I’m fighting the temptation just to write ‘State of that’ and fold my arms. (I’ve been on Twitter too long.) Just to make the most glaringly obvious point, somebody can be right about their life having been better in the past without also being right to cast a vote in a certain way – the two things really are that disconnected, and a writer who cared about not misleading her audience or misrepresenting her subject could have made that clear. The word ‘all’ in the second sentence is irritating me, too; right now I really want to know when Lisa Mckenzie carried out her research, how many ‘women in east London’ – and how many men, in how many ‘mining towns’ – she spoke to, and how many of them voiced that opinion.
But however many it was, every man and woman of them was lying – lying to themselves first of all, presumably, but lying nonetheless. ‘The worst is not as long as we can say “this is the worst”‘; every moment you’re above ground, if things stay the same for another moment, then the worst thing has not happened. And I mean, come on – have you got paid work? Imagine losing it. Are you out of work? Imagine not finding work ever again. Benefits been sanctioned? Imagine they never get reinstated. It’s always possible for things to get worse; anyone who’s ever been in poorly paid or insecure work, or out of work, knows that perfectly well. Cameron’s government disempowered and marginalised those people, then asked them to endorse the government’s claims that everything was just fine; it’s not surprising if they did cast their vote the other way. But in order to do that, they had to tell themselves that voting No to David Cameron wasn’t also voting for a gang of charlatans to implement a half-thought-out plan to create a poorer, meaner, more hateful country – which unfortunately it was. No wonder if people come up with a better story to explain their vote. We should certainly listen to these people’s valid concerns, but we shouldn’t have any patience for self-serving fictions.

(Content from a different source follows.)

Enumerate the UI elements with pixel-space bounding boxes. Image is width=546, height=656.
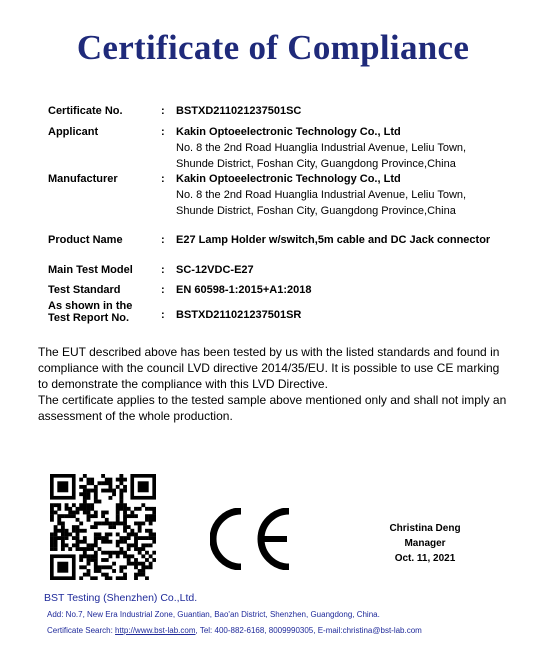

Ultimately I agree with Jeremy Corbyn, up to a point: the real concerns of the working class are what they always were – jobs, housing, healthcare, education – and we urgently need to address them through a programme of milk-and-water Keynesian social democracy (which is about as radical as even the Left of the Labour Party gets these days). The preachers of real concerns, valid concerns, genuine issues, legitimate grievances purport to cut through the popular bigotry which the Tories and their allies have encouraged and show us what lies beneath, but somehow they always end up validating the bigotry itself. The idea that the people you’re interviewing don’t directly perceive the true nature of their problems – that the concerns they’re articulating may not be real at all – seems to be a step these commentators can’t or won’t take. These are real people (outside the Westminster bubble) so their concerns must be real, the logic seems to run. Impose my own interpretive framework on them? What kind of elitist do you take me for? But this is immensely dangerous; treat racism as a real concern – something that people can reasonably be expected to feel and express – and you make it a reality; you validate it as part of the actual political spectrum in Wisbech and Peterborough and Barking, and as a topic for respectable discussion in the Guardian and the New Statesman. Go much further down that route and we could be hearing that racism, as well as English nationalism, is “real – and rational“. Let’s not, eh?